We know people don’t pay complete attention on surveys. Our new article shows how to tell if it’s a problem in your own discrete choice research.

Like it or not, economists rely on surveys to conduct their research and survey fatigue is an increasing issue.  The problem of survey fatigue has led many to conclude that household surveys are in crisis in large part because of measurement error.  Those survey issues can have serious problems when it comes to policy analysis.  As Jayson Lusk and I showed in an article recently published in Ecological Economics, inattentive participants can reduce policy-relevant estimates by almost half.  For that study, we identified inattentive participants with a question with an obvious answer: if the participant missed it, we would know that they weren’t paying attention.   These questions effectively “trapped” these people, which meant that they had revealed their inattention.   Our results showed that people who missed the trap question responded differently than people who responded correctly.

The trap questions worked well for revealing that inattention is important.  But what about if you don’t want to find “revealed inattention” but would rather infer inattention in discrete choice data?  A new article written by Jayson Lusk and I does precisely that.  Titled “A simple diagnostic measure of inattention bias in discrete choice models” and released this week in the European Review of Agricultural Economicswe recommend discrete choice modelers consider estimating a “Random Response Share” – or RRS for short.

Basically, you estimate a 2-class latent class model where all of the parameters in the second class are restricted to zero.  The percent of the sample that is placed in the restricted class is equal to the RRS.  It’s easy, simple, and comparable across discrete choice models – which makes it super useful when discussing survey data quality.  As a proof of concept, we ran the RRS model on some of our trap question data from the Ecological Economics paper, and showed that – as one would expect – people who missed the trap question were also much more likely to be inattentive in the discrete choice questions.

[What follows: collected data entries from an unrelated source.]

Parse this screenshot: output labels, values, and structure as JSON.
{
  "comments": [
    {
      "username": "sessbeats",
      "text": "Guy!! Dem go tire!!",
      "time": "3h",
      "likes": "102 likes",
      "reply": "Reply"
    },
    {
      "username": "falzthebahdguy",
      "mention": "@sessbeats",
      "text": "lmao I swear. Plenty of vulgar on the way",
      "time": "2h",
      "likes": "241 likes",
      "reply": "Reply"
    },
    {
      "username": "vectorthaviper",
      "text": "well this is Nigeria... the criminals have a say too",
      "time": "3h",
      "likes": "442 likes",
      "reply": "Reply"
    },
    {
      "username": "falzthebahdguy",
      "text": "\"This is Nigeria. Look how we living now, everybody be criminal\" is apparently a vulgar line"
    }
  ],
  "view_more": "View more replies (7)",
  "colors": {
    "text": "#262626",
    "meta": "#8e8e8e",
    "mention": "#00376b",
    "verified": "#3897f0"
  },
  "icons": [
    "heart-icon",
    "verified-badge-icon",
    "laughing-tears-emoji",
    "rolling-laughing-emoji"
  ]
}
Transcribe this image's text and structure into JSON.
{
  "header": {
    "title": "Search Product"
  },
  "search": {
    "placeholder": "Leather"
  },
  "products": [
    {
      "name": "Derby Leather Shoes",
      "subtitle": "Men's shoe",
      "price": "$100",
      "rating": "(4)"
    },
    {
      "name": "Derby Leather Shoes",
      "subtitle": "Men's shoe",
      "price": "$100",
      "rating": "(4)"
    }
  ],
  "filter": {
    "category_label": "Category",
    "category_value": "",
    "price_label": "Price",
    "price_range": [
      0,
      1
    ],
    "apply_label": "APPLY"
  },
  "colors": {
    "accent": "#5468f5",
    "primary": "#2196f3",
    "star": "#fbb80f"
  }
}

Of course, this measure only gives us a starting point to compare the survey quality of different groups (producers/consumers/voters?) and methods (hypothetical/non-hypothetical?).  A next step to this project will be to derive RRS estimates for data from those different types of groups to see how different they in fact are.

One issue with the measure is that this article doesn’t really tell you what to do to discourage inattention bias.  That being said, we do have a paper in review on that topic as well!